The mystery of the Most Holy Trinity is the central mystery of the Christian faith and from it flow all the other mysteries of the faith. The Catechism of the Catholic Church says that this mystery is the mystery of “God in himself.” All that is revealed about the meaning of God’s creation, particularly the image of God, male and female, is built upon this most fundamental and essential teaching.
The life to which men and women are called from the moment of their creation is found precisely in friendship with God, the Blessed Virgin Mary, and all the saints. This pattern inherited from the Most Holy Trinity, a unity of life and love, is essential to all human relationships, and, in a particular way, to that special form of friendship between husband and wife. Spousal love that is authentically human, after the communion of the Most Holy Trinity, is open to new life. Why? Because God, Love, is the source of all life and generates new life. To prevent life is to kill love. To step in and block the gift of the human faculty of generating new life is an insult to God who created that power.
From the beginning of the Church, in fidelity to the teaching of the Jesus regarding the human person and human love, she has expressed the truth about the Most Holy Trinity in the moral principle that being faithful in marriage means that every act of marital must be open to life. Throughout the Church’s 2000 year history this truth about the human person and human sexuality has been taught consistently by the Church’s pastors. Practically, this means that doing anything to prevent the procreative end of the marital act is an offense against the pattern of human married love who is God Himself. The time since the formulation of the first oral contraceptive pill, which prevents life, has been devastating for family life because the family is patterned on God. Now, sexually transmitted diseases are epidemic, as many people divorce as remain married, and almost half of all children born in the US are born out of wedlock.
A report from the Center for Disease Control and Prevention states, “Contraceptive use in the United States is virtually universal among women of reproductive age: 98 percent of all women who had ever had intercourse had used at least one contraceptive method.” A significant portion of this percentage is attributable to the “pill,” now in use for slightly over 50 years.
The moral teaching in the Catechism is clear: contraception in all its forms is a grave sin and intrinsically evil. When the Catechism says intrinsically evil, it means there is no motive that would allow one to contracept directly. More serious still are the forms that can result in the death of the embryo, such as the pill.
Given the very clear teaching on the matter and the widespread use of contraceptives, particularly the pill, over the last 50 years, the Church in the US is faced with a chronic and pervasive pastoral problem. It would be a mistake, however, to think that this problem is one that is only practical--only a failure of priests to teach or in the failure of the faithful to adhere to this teaching. What is missing is the authentic concept of the human person that the Church has a duty to uphold in society.

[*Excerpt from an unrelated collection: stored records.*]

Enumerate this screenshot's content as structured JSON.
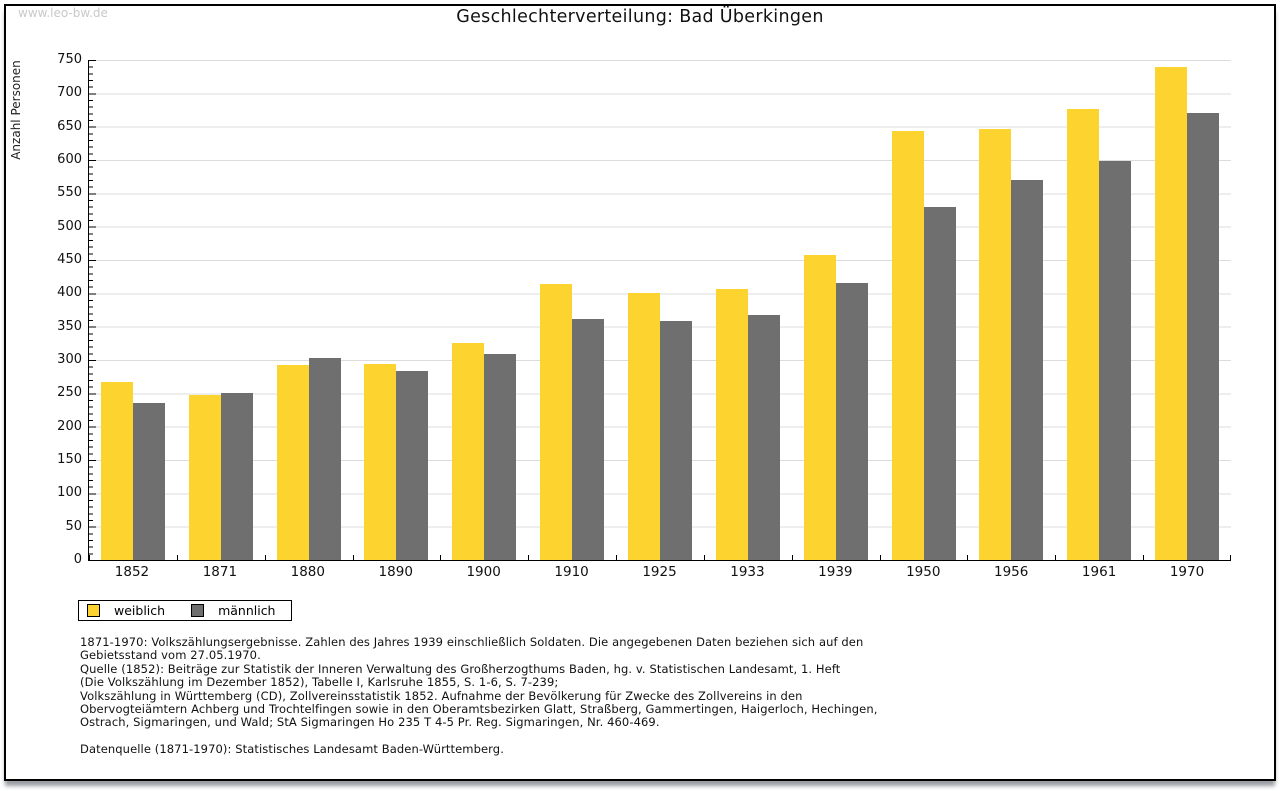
{
  "page": {
    "watermark": "www.leo-bw.de"
  },
  "chart_data": {
    "type": "bar",
    "title": "Geschlechterverteilung: Bad Überkingen",
    "xlabel": "",
    "ylabel": "Anzahl Personen",
    "ylim": [
      0,
      750
    ],
    "y_tick_step": 50,
    "y_ticks": [
      0,
      50,
      100,
      150,
      200,
      250,
      300,
      350,
      400,
      450,
      500,
      550,
      600,
      650,
      700,
      750
    ],
    "grid": true,
    "gridline_color": "#dcdcdc",
    "legend_position": "bottom-left",
    "categories": [
      "1852",
      "1871",
      "1880",
      "1890",
      "1900",
      "1910",
      "1925",
      "1933",
      "1939",
      "1950",
      "1956",
      "1961",
      "1970"
    ],
    "series": [
      {
        "name": "weiblich",
        "color": "#fdd32f",
        "values": [
          267,
          247,
          292,
          294,
          326,
          414,
          400,
          407,
          458,
          643,
          647,
          677,
          739
        ]
      },
      {
        "name": "männlich",
        "color": "#6f6f6f",
        "values": [
          235,
          250,
          303,
          284,
          309,
          362,
          359,
          368,
          416,
          530,
          570,
          598,
          670
        ]
      }
    ]
  },
  "footer": {
    "lines": [
      "1871-1970: Volkszählungsergebnisse. Zahlen des Jahres 1939 einschließlich Soldaten. Die angegebenen Daten beziehen sich auf den",
      "Gebietsstand vom 27.05.1970.",
      "Quelle (1852): Beiträge zur Statistik der Inneren Verwaltung des Großherzogthums Baden, hg. v. Statistischen Landesamt, 1. Heft",
      "(Die Volkszählung im Dezember 1852), Tabelle I, Karlsruhe 1855, S. 1-6, S. 7-239;",
      "Volkszählung in Württemberg (CD), Zollvereinsstatistik 1852. Aufnahme der Bevölkerung für Zwecke des Zollvereins in den",
      "Obervogteiämtern Achberg und Trochtelfingen sowie in den Oberamtsbezirken Glatt, Straßberg, Gammertingen, Haigerloch, Hechingen,",
      "Ostrach, Sigmaringen, und Wald; StA Sigmaringen Ho 235 T 4-5 Pr. Reg. Sigmaringen, Nr. 460-469.",
      "",
      "Datenquelle (1871-1970): Statistisches Landesamt Baden-Württemberg."
    ]
  }
}
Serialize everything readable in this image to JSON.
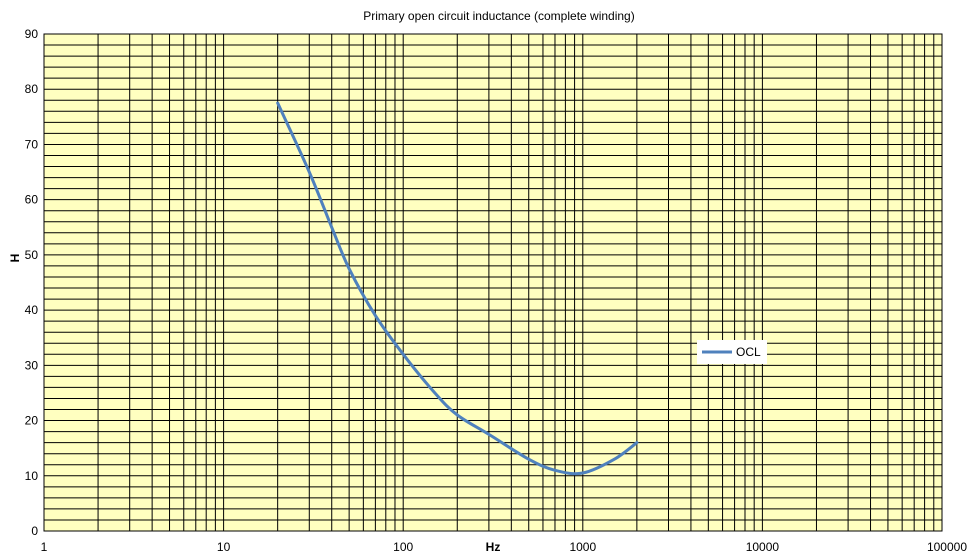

It is the Church’s responsibility to stand as a beacon in society, illuminating the truth about the dignity of the human person. What is lacking, however, in the preaching and teaching of many of the Church's pastors is that pastoral connection between the sin of contraception and the loss of the sense of human dignity.
The loss of human dignity associated with the rise to dominance of the pill and other forms of contraceptives in the place of human love provokes a profound sense of sadness. Men and women united in the state of Holy Matrimony have received the gift and responsibility of showing the world a reflection of the mystery of “God in himself.” From that perspective, the sadness of the matter comes not so much from the sin committed, which God forgives and heals, as from the good that is lost.
Within the Church many of us, priests and lay faithful, are living with a woefully impoverished concept of the human person. We have all but replaced the concept of the human person modeled upon the Most Holy Trinity with a false concept that leaves little room for vigorous faith and authentic human love, something we need to work to rediscover. The only way we could be content with the status quo is to give in to the materialistic notion that life requires choices of economic prudence over the value of the divine image. When we rediscover the truth of the Most Holy Trinity as the divine pattern for love and believe again in who we are, Catholics, all Christians, and many others will, again, see the pill for the awful curse upon the human family that it is.
(For about 12 years I wrote editiorials for the St. Louis Review. I wrote this in 2010 and reworked it here for the blog.)